Sigmoria ainsliei

Scientific classification
- Kingdom: Animalia
- Phylum: Arthropoda
- Subphylum: Myriapoda
- Class: Diplopoda
- Order: Polydesmida
- Family: Xystodesmidae
- Genus: Sigmoria
- Species: S. ainsliei
- Binomial name: Sigmoria ainsliei (Chamberlin, 1921)

= Sigmoria ainsliei =

- Genus: Sigmoria
- Species: ainsliei
- Authority: (Chamberlin, 1921)

Species of millipede

Sigmoria ainsliei is a species of flat-backed millipede in the family Xystodesmidae. It is native to eastern Tennessee.

== Description ==
Adults of this species can reach lengths greater than 50 millimeters and widths greater than 12 millimeters.
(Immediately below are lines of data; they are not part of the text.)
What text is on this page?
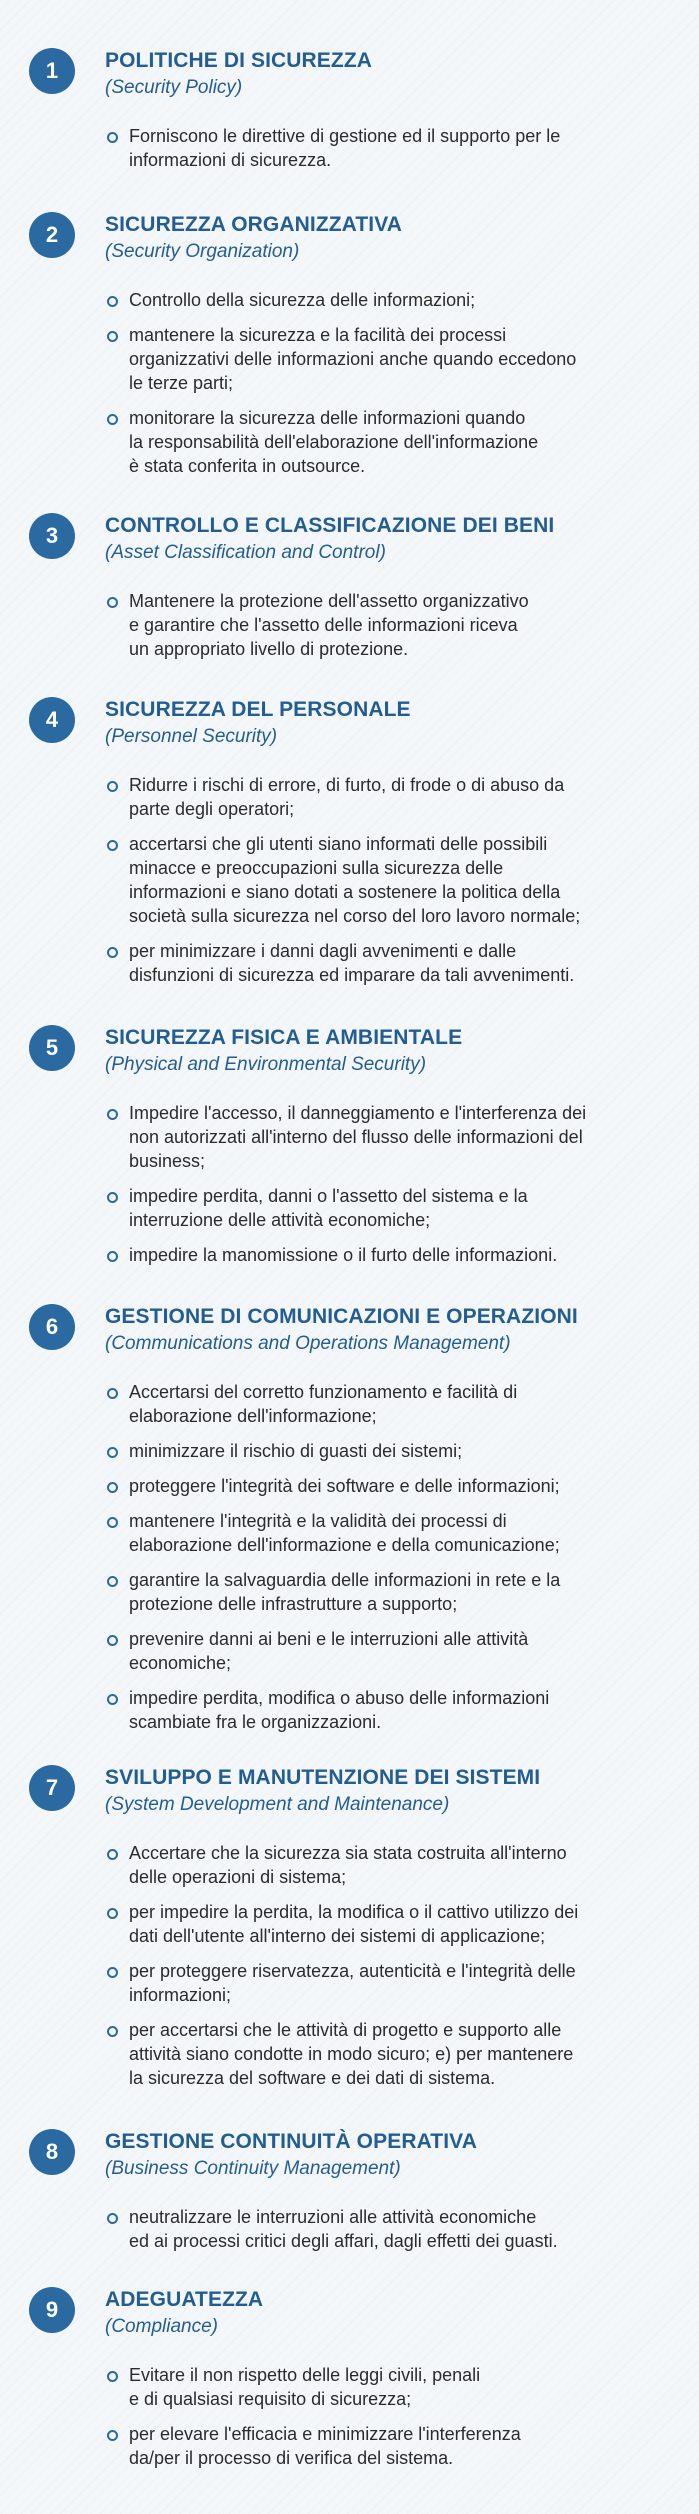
1	POLITICHE DI SICUREZZA

(Security Policy)

Forniscono le direttive di gestione ed il supporto per le
informazioni di sicurezza.
2	SICUREZZA ORGANIZZATIVA

(Security Organization)

Controllo della sicurezza delle informazioni;
mantenere la sicurezza e la facilità dei processi
organizzativi delle informazioni anche quando eccedono
le terze parti;
monitorare la sicurezza delle informazioni quando
la responsabilità dell'elaborazione dell'informazione
è stata conferita in outsource.
3	CONTROLLO E CLASSIFICAZIONE DEI BENI

(Asset Classification and Control)

Mantenere la protezione dell'assetto organizzativo
e garantire che l'assetto delle informazioni riceva
un appropriato livello di protezione.
4	SICUREZZA DEL PERSONALE

(Personnel Security)

Ridurre i rischi di errore, di furto, di frode o di abuso da
parte degli operatori;
accertarsi che gli utenti siano informati delle possibili
minacce e preoccupazioni sulla sicurezza delle
informazioni e siano dotati a sostenere la politica della
società sulla sicurezza nel corso del loro lavoro normale;
per minimizzare i danni dagli avvenimenti e dalle
disfunzioni di sicurezza ed imparare da tali avvenimenti.
5	SICUREZZA FISICA E AMBIENTALE

(Physical and Environmental Security)

Impedire l'accesso, il danneggiamento e l'interferenza dei
non autorizzati all'interno del flusso delle informazioni del
business;
impedire perdita, danni o l'assetto del sistema e la
interruzione delle attività economiche;
impedire la manomissione o il furto delle informazioni.
6	GESTIONE DI COMUNICAZIONI E OPERAZIONI

(Communications and Operations Management)

Accertarsi del corretto funzionamento e facilità di
elaborazione dell'informazione;
minimizzare il rischio di guasti dei sistemi;
proteggere l'integrità dei software e delle informazioni;
mantenere l'integrità e la validità dei processi di
elaborazione dell'informazione e della comunicazione;
garantire la salvaguardia delle informazioni in rete e la
protezione delle infrastrutture a supporto;
prevenire danni ai beni e le interruzioni alle attività
economiche;
impedire perdita, modifica o abuso delle informazioni
scambiate fra le organizzazioni.
7	SVILUPPO E MANUTENZIONE DEI SISTEMI

(System Development and Maintenance)

Accertare che la sicurezza sia stata costruita all'interno
delle operazioni di sistema;
per impedire la perdita, la modifica o il cattivo utilizzo dei
dati dell'utente all'interno dei sistemi di applicazione;
per proteggere riservatezza, autenticità e l'integrità delle
informazioni;
per accertarsi che le attività di progetto e supporto alle
attività siano condotte in modo sicuro; e) per mantenere
la sicurezza del software e dei dati di sistema.
8	GESTIONE CONTINUITÀ OPERATIVA

(Business Continuity Management)

neutralizzare le interruzioni alle attività economiche
ed ai processi critici degli affari, dagli effetti dei guasti.
9	ADEGUATEZZA

(Compliance)

Evitare il non rispetto delle leggi civili, penali
e di qualsiasi requisito di sicurezza;
per elevare l'efficacia e minimizzare l'interferenza
da/per il processo di verifica del sistema.
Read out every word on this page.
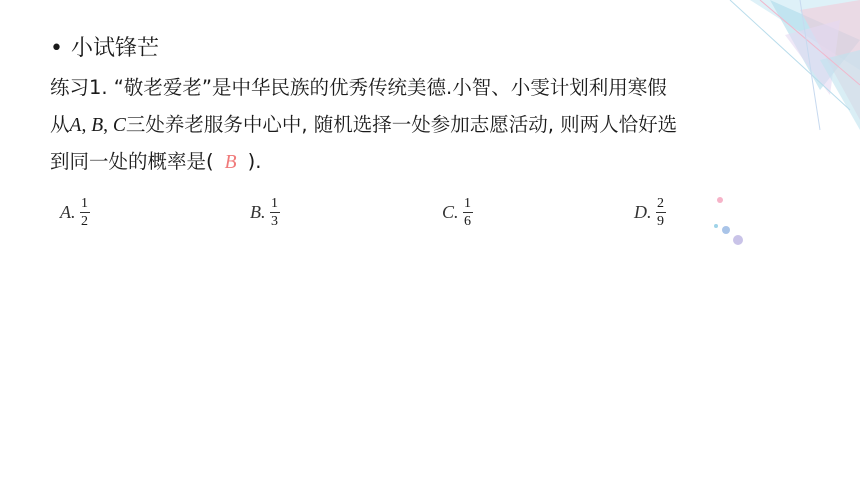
• 小试锋芒
练习1. “敬老爱老”是中华民族的优秀传统美德.小智、小雯计划利用寒假
从A, B, C三处养老服务中心中, 随机选择一处参加志愿活动, 则两人恰好选
到同一处的概率是( B ).
A. $\frac{1}{2}$	B. $\frac{1}{3}$	C. $\frac{1}{6}$	D. $\frac{2}{9}$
Individuals of this species typically have red paranota.

== Range and distribution ==
S. ainsliei has a small distribution, occurring from State Route 73 in the Great Smoky Mountains National Park to just north of the French Broad River in Knoxville, TN. Specimens of this species have been collected from Knox, Sevier, and Blount counties. It is suspected to also be present in Loudon county, although suitable habitat is rare.

== Taxonomy ==
The species was first described as Apheloria ainsliei by biologist Ralph V. Chamberlin in 1921. It was later moved into the genus Falloria before the genus was deprecated as a junior subjective synonym. The current accepted name is Sigmoria ainsliei.

The holotype, collected from Knox County, is housed at Harvard University's Museum of Comparative Zoology in Cambridge, MA.

== Ecology ==
Millipedes of this species in the Great Smoky Mountains National Park typically occupy moist soils in rhododendron groves. In areas of their range where this environment is not available, they are most commonly found beneath the leaf litter of hardwood forests.

The invasive Asian jumping worm (Amynthas agrestis) competes with S. ainsliei for food. Thus, millipedes in soils where A. agrestis are present may have reduced lifespans; however, this competition may also reduce the worms' reproduction potential.